The Black River of Memory
This afternoon Jonah lead us to the very spot where a year ago we'd left the trail and walked down a shelf of agglo rock to the river, and he abandoned his crocs and I my birks and we stepped into the river a second time.
We couldn't wade from shelf to shelf, up to where we'd stopped last year, the water was too high after a week of rain in the Porkys, but we could see it. The vertical where Jonah worked along a ledge knee deep in a pool, and the shelf to to impassibility that formed the other side of that pool. We'd stopped there, on the extended ledge, ankle deep, and watched people in PFDs and helmets work far harder than we had at enjoying a deep riverine setting and the periodic interruptions by kingfishers.
Today we sat, Jonah lolled in my lap, all disability and no ability, watching the bigger water flow. Little fish nibbled our toes and Grace and Kezzie picked loose stones out of the agglo and performed the ritual stoning of the black waters. A kingfisher favored us. Then he got up and lead us back, stopping at one point to reverse back to the last point of ambiguity and retrace the correct path, rather than the equidistant, also fallen-tree encumbered alternative, all the way back to Black River Harbor, the docks, and the cash-for-candy exchanges with the dock storekeeper.
I haven't been certain until today that Jonah has a "normal" sense of memory.
Here are some views (Google is my camera):

View from the docks towards the trail.

Rainbow Falls with last year's water flow (its wicked more now). Note the road-side viewing platform.

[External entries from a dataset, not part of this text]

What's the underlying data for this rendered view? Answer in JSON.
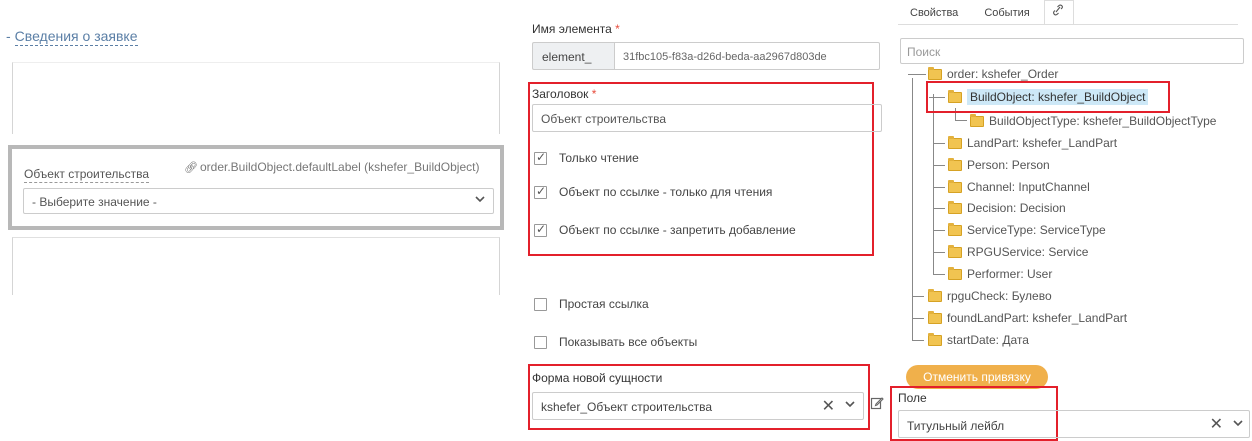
{
  "left": {
    "section_title": "Сведения о заявке",
    "field_label": "Объект строительства",
    "binding_path": "order.BuildObject.defaultLabel (kshefer_BuildObject)",
    "select_value": "- Выберите значение -"
  },
  "middle": {
    "element_name_label": "Имя элемента",
    "required_mark": "*",
    "element_prefix": "element_",
    "element_value": "31fbc105-f83a-d26d-beda-aa2967d803de",
    "title_label": "Заголовок",
    "title_value": "Объект строительства",
    "checkboxes": [
      {
        "label": "Только чтение",
        "checked": true
      },
      {
        "label": "Объект по ссылке - только для чтения",
        "checked": true
      },
      {
        "label": "Объект по ссылке - запретить добавление",
        "checked": true
      },
      {
        "label": "Простая ссылка",
        "checked": false
      },
      {
        "label": "Показывать все объекты",
        "checked": false
      }
    ],
    "new_entity_form_label": "Форма новой сущности",
    "new_entity_form_value": "kshefer_Объект строительства",
    "clear_symbol": "✕",
    "chevron_symbol": "⌄"
  },
  "right": {
    "tabs": [
      "Свойства",
      "События"
    ],
    "link_tab_icon": "link-icon",
    "search_placeholder": "Поиск",
    "tree": [
      {
        "label": "order: kshefer_Order",
        "level": 0
      },
      {
        "label": "BuildObject: kshefer_BuildObject",
        "level": 1,
        "selected": true
      },
      {
        "label": "BuildObjectType: kshefer_BuildObjectType",
        "level": 2
      },
      {
        "label": "LandPart: kshefer_LandPart",
        "level": 1
      },
      {
        "label": "Person: Person",
        "level": 1
      },
      {
        "label": "Channel: InputChannel",
        "level": 1
      },
      {
        "label": "Decision: Decision",
        "level": 1
      },
      {
        "label": "ServiceType: ServiceType",
        "level": 1
      },
      {
        "label": "RPGUService: Service",
        "level": 1
      },
      {
        "label": "Performer: User",
        "level": 1
      },
      {
        "label": "rpguCheck: Булево",
        "level": 0
      },
      {
        "label": "foundLandPart: kshefer_LandPart",
        "level": 0
      },
      {
        "label": "startDate: Дата",
        "level": 0
      }
    ],
    "unbind_button": "Отменить привязку",
    "field_label": "Поле",
    "field_value": "Титульный лейбл"
  },
  "colors": {
    "highlight_red": "#e3202b",
    "accent_orange": "#f0b04b",
    "selection_blue": "#cde8f7",
    "folder_yellow": "#f1c451",
    "section_blue": "#5b7fa6"
  }
}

Rainbow Falls again, our view from the trail side.

Sandstone Falls. End of our line. Last year this had covey's of PFD-and-helmet quail goosing down the shoots. Not this year.
Comments
My husband and I were concerned about Johnny's memory until he started to be a better communicator. We now know that he does remember many of the things that we introduced him to in the hopes of finding his interests. His retelling of the memories can be idiosyncratic (okay, totally off the wall) but he does have a sense of where he has been and what he has done.
It is days like this that make all the work worthwhile.